Norrick-Rühl: "Die Liste kann das aussagen, was wirklich verkauft wird, sie könnte aber auch – also Jens Fischer, der auch sehr viel Bestsellerforschung betrieben hat, ein Kollege hier aus Mainz, der inzwischen emeritiert ist, der hat eben gesagt, dass es Erfahrungen gibt, dass Buchhändler eben die Titel melden, die sie am liebsten verkauft sehen wollen. Ob das jetzt inhaltliche Kriterien sind, oder die selber den falschen Riecher hatten, und davon 100 Exemplare bestellt haben und es sind erst drei verkauft worden, und dann melden sie diesen Titel, damit er auf die Liste kommt und er dadurch mehr Aufmerksamkeit bekommt. Bestsellerlisten sind wirklich ganz kritisch zu betrachten, wenn man sich entscheidet, damit zu arbeiten, dann muss man das berücksichtigen von vornherein."
Doch egal, für wie glaubwürdig man die Listen erachtet, in jedem Fall gab und gibt es immer wieder Bücher, die von Verlagen als Bestseller geplant werden, die also gezielt zu einem Erfolg gemacht werden sollen. Mittels Werbung, sozialer Medien wie Facebook oder Twitter, oder aber, weil der Autor/die Autorin bereits einen bekannten Namen hat. "Das Buch im Medienverbund" nennen das die Forscher. Eines der ersten Bücher, bei denen der Erfolg ganz strategisch geplant wurde, war Hildegard Knefs Biografie "Der geschenkte Gaul" im Jahr 1970.

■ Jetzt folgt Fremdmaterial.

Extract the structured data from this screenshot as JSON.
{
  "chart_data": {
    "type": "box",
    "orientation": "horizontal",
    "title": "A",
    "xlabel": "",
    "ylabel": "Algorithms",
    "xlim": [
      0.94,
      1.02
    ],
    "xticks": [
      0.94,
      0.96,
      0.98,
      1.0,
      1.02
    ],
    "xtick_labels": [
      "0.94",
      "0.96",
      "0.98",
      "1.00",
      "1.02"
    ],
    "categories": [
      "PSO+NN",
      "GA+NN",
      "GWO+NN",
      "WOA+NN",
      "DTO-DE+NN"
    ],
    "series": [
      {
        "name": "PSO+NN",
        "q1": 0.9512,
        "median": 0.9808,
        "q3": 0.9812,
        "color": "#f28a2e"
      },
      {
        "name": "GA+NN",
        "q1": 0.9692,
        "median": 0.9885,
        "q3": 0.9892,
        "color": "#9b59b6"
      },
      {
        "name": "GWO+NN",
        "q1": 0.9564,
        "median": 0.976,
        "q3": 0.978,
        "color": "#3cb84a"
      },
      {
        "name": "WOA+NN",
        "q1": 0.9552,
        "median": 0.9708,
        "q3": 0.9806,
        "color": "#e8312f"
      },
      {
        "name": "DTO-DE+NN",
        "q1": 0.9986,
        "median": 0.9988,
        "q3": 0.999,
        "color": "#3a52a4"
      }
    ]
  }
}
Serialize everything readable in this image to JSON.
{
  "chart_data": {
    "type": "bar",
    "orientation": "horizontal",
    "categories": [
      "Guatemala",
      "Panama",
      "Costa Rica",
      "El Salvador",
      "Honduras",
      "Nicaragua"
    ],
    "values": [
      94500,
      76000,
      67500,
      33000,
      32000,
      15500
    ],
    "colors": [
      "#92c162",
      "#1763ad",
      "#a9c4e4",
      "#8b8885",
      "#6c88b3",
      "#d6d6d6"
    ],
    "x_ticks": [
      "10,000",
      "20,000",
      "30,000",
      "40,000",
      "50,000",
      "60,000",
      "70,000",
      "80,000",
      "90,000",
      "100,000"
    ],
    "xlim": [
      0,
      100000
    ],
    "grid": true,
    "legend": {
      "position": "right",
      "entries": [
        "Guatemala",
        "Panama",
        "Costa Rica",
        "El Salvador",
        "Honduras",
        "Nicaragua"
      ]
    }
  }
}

Norrick-Rühl: "Denn da wurde von vornherein schon damit gerechnet, dass eine große Werbekampagne im Radio, im Fernsehen, vor Ort in den Buchhandlungen. Hildegard Knef hat sich auch dafür hergegeben, wie sich vielleicht ein herkömmlicher Autor in den Siebzigerjahren noch nicht hergegeben hätte.
Inzwischen gehört die Vermarktung der Person des Schriftstellers dazu. Sie wird oft sogar von Literaturagenten und Verlagen erwartet.

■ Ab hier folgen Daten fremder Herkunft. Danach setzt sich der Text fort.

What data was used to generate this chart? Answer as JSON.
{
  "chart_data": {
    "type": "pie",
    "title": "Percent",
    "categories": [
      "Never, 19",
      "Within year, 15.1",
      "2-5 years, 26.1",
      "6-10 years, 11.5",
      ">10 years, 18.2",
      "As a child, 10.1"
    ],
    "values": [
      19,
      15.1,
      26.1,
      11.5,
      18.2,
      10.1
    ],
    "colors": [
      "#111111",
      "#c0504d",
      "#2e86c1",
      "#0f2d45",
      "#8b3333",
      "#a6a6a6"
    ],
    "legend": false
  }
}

Zoe Beck: "Die Hauptfigur in meinem Buch ist Cathleen Anderson, die von London nach Callander gezogen ist. Callander ist ein kleiner Ort am Fuße des schottischen Hochlands, und sie fühlt sich auch sehr, sehr wohl in diesem Leben, und sie musste mit der Vergangenheit auch richtig brechen, weil sie vor ihrem Ex-Mann fliehen musste."

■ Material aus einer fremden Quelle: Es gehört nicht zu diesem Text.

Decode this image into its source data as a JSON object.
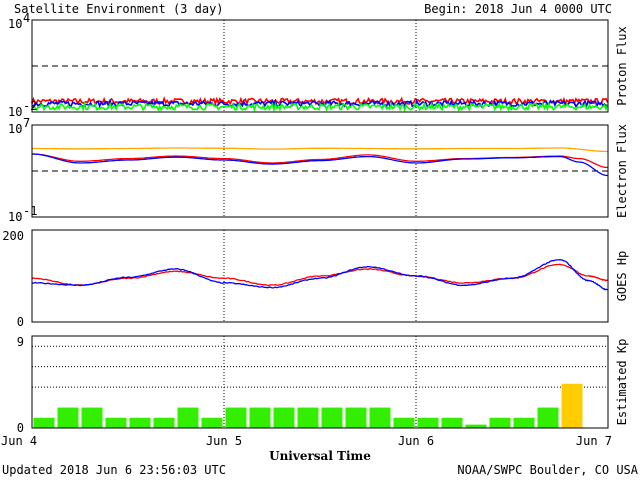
{
  "header": {
    "title": "Satellite Environment (3 day)",
    "begin": "Begin:  2018 Jun 4 0000 UTC"
  },
  "footer": {
    "updated": "Updated 2018 Jun  6 23:56:03 UTC",
    "credit": "NOAA/SWPC Boulder, CO USA",
    "xlabel": "Universal Time"
  },
  "x_ticks": [
    "Jun 4",
    "Jun 5",
    "Jun 6",
    "Jun 7"
  ],
  "chart_data": [
    {
      "type": "line",
      "id": "proton",
      "ylabel": "Proton Flux",
      "yscale": "log",
      "ylim": [
        0.01,
        10000
      ],
      "ytick_labels": [
        {
          "base": "10",
          "exp": "4"
        },
        {
          "base": "10",
          "exp": "-2"
        }
      ],
      "threshold": 10,
      "x_days": [
        0,
        3
      ],
      "series": [
        {
          "color": "#ff0000",
          "base": 0.05,
          "noise": 0.35
        },
        {
          "color": "#0000ff",
          "base": 0.035,
          "noise": 0.35
        },
        {
          "color": "#00ff00",
          "base": 0.022,
          "noise": 0.4
        }
      ]
    },
    {
      "type": "line",
      "id": "electron",
      "ylabel": "Electron Flux",
      "yscale": "log",
      "ylim": [
        0.1,
        10000000
      ],
      "ytick_labels": [
        {
          "base": "10",
          "exp": "7"
        },
        {
          "base": "10",
          "exp": "-1"
        }
      ],
      "threshold": 1000,
      "series": [
        {
          "color": "#ffa500",
          "x": [
            0,
            0.25,
            0.5,
            0.75,
            1.0,
            1.25,
            1.5,
            1.75,
            2.0,
            2.25,
            2.5,
            2.75,
            3.0
          ],
          "y": [
            90000,
            85000,
            90000,
            100000,
            95000,
            80000,
            95000,
            90000,
            85000,
            90000,
            90000,
            100000,
            50000
          ]
        },
        {
          "color": "#ff0000",
          "x": [
            0,
            0.25,
            0.5,
            0.75,
            1.0,
            1.25,
            1.5,
            1.75,
            2.0,
            2.25,
            2.5,
            2.75,
            2.85,
            3.0
          ],
          "y": [
            30000,
            7000,
            12000,
            20000,
            12000,
            5000,
            10000,
            25000,
            7000,
            12000,
            15000,
            20000,
            12000,
            2000
          ]
        },
        {
          "color": "#0000ff",
          "x": [
            0,
            0.25,
            0.5,
            0.75,
            1.0,
            1.25,
            1.5,
            1.75,
            2.0,
            2.25,
            2.5,
            2.75,
            2.85,
            3.0
          ],
          "y": [
            30000,
            5000,
            9000,
            16000,
            9000,
            4000,
            8000,
            18000,
            5000,
            11000,
            14000,
            18000,
            6000,
            400
          ]
        }
      ]
    },
    {
      "type": "line",
      "id": "hp",
      "ylabel": "GOES Hp",
      "yscale": "linear",
      "ylim": [
        0,
        200
      ],
      "ytick_labels": [
        "200",
        "0"
      ],
      "series": [
        {
          "color": "#ff0000",
          "x": [
            0,
            0.25,
            0.5,
            0.75,
            1.0,
            1.25,
            1.5,
            1.75,
            2.0,
            2.25,
            2.5,
            2.75,
            2.9,
            3.0
          ],
          "y": [
            95,
            80,
            95,
            110,
            95,
            80,
            100,
            115,
            100,
            85,
            95,
            125,
            100,
            90
          ]
        },
        {
          "color": "#0000ff",
          "x": [
            0,
            0.25,
            0.5,
            0.75,
            1.0,
            1.25,
            1.5,
            1.75,
            2.0,
            2.25,
            2.5,
            2.75,
            2.9,
            3.0
          ],
          "y": [
            85,
            80,
            97,
            115,
            85,
            75,
            95,
            120,
            100,
            80,
            95,
            135,
            90,
            70
          ]
        }
      ]
    },
    {
      "type": "bar",
      "id": "kp",
      "ylabel": "Estimated Kp",
      "ylim": [
        0,
        9
      ],
      "ytick_labels": [
        "9",
        "0"
      ],
      "grid_y": [
        4,
        6,
        8
      ],
      "values": [
        1.0,
        2.0,
        2.0,
        1.0,
        1.0,
        1.0,
        2.0,
        1.0,
        2.0,
        2.0,
        2.0,
        2.0,
        2.0,
        2.0,
        2.0,
        1.0,
        1.0,
        1.0,
        0.33,
        1.0,
        1.0,
        2.0,
        4.33
      ],
      "colors": [
        "#33ee00",
        "#33ee00",
        "#33ee00",
        "#33ee00",
        "#33ee00",
        "#33ee00",
        "#33ee00",
        "#33ee00",
        "#33ee00",
        "#33ee00",
        "#33ee00",
        "#33ee00",
        "#33ee00",
        "#33ee00",
        "#33ee00",
        "#33ee00",
        "#33ee00",
        "#33ee00",
        "#33ee00",
        "#33ee00",
        "#33ee00",
        "#33ee00",
        "#ffcc00"
      ]
    }
  ]
}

Die Berliner Krimi-Autorin Zoe Beck hat keinerlei Scheu davor, ihre Bücher selbst zu bewerben – in allen Medien. Als vor fünf Jahren ihr Roman "Der frühe Tod" erschien, wurde dazu eine Website erstellt. Darauf konnte man kleine Filmclips anklicken, in denen Beck ihre Figuren und ihre Charaktere erklärte.
Beck: "Ich selbst bring mich da wahnsinnig gerne ein. Das hat damit zu tun, dass ich die Bücher nicht einfach nur geschrieben habe, um den Vorschuss zu kassieren, sondern ich möchte ja auch wirklich, dass sie diskutiert werden, die Leute sollen sich darüber streiten. Und wenn dann ein Verlag sagt, wir haben hier ein bisschen Geld, wir machen ein bisschen Marketing und es ist ein Marketing, wo Du Dich noch einbringen kannst, und ich geb' immer das Signal: Leute ich mach alles. Das ist was, was ich tatsächlich sehr unterstütze."
Beck glaubt, dass dieses Selbst-Marketing – der Autor präsentiert sein Buch und tritt auch als Person auf – nicht jedem liegt. Dann sollte man es eher lassen.
Beck glaubt, dass dieses Selbst-Marketing – der Autor präsentiert sein Buch und tritt auch als Person auf – nicht jedem liegt. Dann sollte man es eher lassen.
Beck: "Das war am Anfang mal so, dass die Verlage in den entsprechenden Abteilungen geglaubt haben, sie müssten da jemanden irgendwie zu überreden, und das ging natürlich immer nach hinten los. Und ich denke, bei denjenigen, die da wirklich Spaß dran haben, da läuft das auch richtig gut. Ich hab keine Ahnung, wie viel mehr Bücher das dann letztlich verkauft, meine Erfahrung ist, Marketing ist eine schöne Sache, aber wenn das Buch dann nicht in der Buchhandlung liegt, wird es auch nicht wirklich so doll gekauft."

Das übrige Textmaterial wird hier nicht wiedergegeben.